Mi colpisce molto infine quello che dice Giulio Marcon a proposito del fatto che non è possibile chiedere, come facciamo tutti, una pace giusta. I negoziati e gli accordi di tregua di solito non definiscono una pace giusta ma almeno fermano il massacro. Alcuni possono dire che è una riedizione della formula “meglio rossi che morti”, ma quale è l’alternativa? Se si accetta, invece, il termine di paragone della situazione attuale con lo scontro contro il nazifascismo non c’è altra soluzione che la guerra fino alla vittoria finale con l’uso di tutti i mezzi possibili.
Come valutare in questo senso la piattaforma avanzata proprio il 21 settembre su Avvenire da Stefano Zamagni? È solo esercizio retorico? Oppure è impossibile per mancanza di soggetto politico credibile?
Si ripropongono, quindi davanti a noi, le domande rivolte da alcuni ragazzi negli anni 50 al periodico Adesso e che sono all’inizio del testo di don Primo Mazzolari “Tu non uccidere”
«Caro “Adesso”,
siamo un gruppo di giovani né fascisti, né comunisti, né democristiani, ma cristiani, democratici, italiani. Ogni giorno, a ritmo incalzante, sentiamo parlare di riarmi, di stanziamenti favolosi e urgenti per produzioni belliche, di guerra imminente, di difesa nazionale e di blocchi contrapposti.
Chiediamo:
In caso di guerra, dobbiamo impugnare le armi?
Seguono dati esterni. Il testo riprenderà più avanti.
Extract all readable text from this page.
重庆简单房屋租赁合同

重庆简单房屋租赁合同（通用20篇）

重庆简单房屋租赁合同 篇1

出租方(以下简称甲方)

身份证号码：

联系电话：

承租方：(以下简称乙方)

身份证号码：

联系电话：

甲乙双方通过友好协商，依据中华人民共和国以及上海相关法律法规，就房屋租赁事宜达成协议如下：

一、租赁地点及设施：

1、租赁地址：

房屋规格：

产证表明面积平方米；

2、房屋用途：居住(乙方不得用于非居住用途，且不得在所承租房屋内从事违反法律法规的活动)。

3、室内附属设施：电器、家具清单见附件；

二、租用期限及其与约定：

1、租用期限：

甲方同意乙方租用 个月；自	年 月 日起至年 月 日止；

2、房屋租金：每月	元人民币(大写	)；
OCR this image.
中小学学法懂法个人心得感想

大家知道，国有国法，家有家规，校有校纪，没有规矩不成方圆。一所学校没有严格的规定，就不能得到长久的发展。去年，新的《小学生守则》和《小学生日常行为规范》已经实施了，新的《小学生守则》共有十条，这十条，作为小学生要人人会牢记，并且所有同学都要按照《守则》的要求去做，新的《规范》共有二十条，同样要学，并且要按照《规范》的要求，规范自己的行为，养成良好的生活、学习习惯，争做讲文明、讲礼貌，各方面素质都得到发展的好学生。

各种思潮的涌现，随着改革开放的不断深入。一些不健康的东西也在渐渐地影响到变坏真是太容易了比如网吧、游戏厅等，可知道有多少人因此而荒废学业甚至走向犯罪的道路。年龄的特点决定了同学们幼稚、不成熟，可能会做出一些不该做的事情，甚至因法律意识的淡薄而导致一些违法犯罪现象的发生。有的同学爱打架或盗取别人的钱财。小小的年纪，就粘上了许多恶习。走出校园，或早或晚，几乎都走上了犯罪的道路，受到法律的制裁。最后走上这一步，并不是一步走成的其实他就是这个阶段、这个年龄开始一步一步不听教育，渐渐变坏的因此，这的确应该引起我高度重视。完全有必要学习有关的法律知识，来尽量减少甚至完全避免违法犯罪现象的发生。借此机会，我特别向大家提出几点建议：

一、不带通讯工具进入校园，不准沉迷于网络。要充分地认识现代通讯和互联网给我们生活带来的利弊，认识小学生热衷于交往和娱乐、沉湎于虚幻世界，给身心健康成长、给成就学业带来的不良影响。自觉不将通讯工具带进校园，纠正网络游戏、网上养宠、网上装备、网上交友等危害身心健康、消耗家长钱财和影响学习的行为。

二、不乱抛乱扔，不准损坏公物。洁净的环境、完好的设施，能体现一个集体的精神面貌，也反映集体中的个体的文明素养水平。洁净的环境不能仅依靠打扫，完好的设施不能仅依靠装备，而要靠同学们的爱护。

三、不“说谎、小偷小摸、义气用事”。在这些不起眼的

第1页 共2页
In caso affermativo, come italiani, con chi e contro chi?
In caso di occupazione americana (vedi Patto atlantico) o russa, il nostro atteggiamento dovrà essere di collaborazione, di neutralità o di ostilità?
Desideriamo una risposta precisa di “Adesso” per ciascuno degli interrogativi.
Ringraziamo per l’ospitalità e salutiamo cordialmente».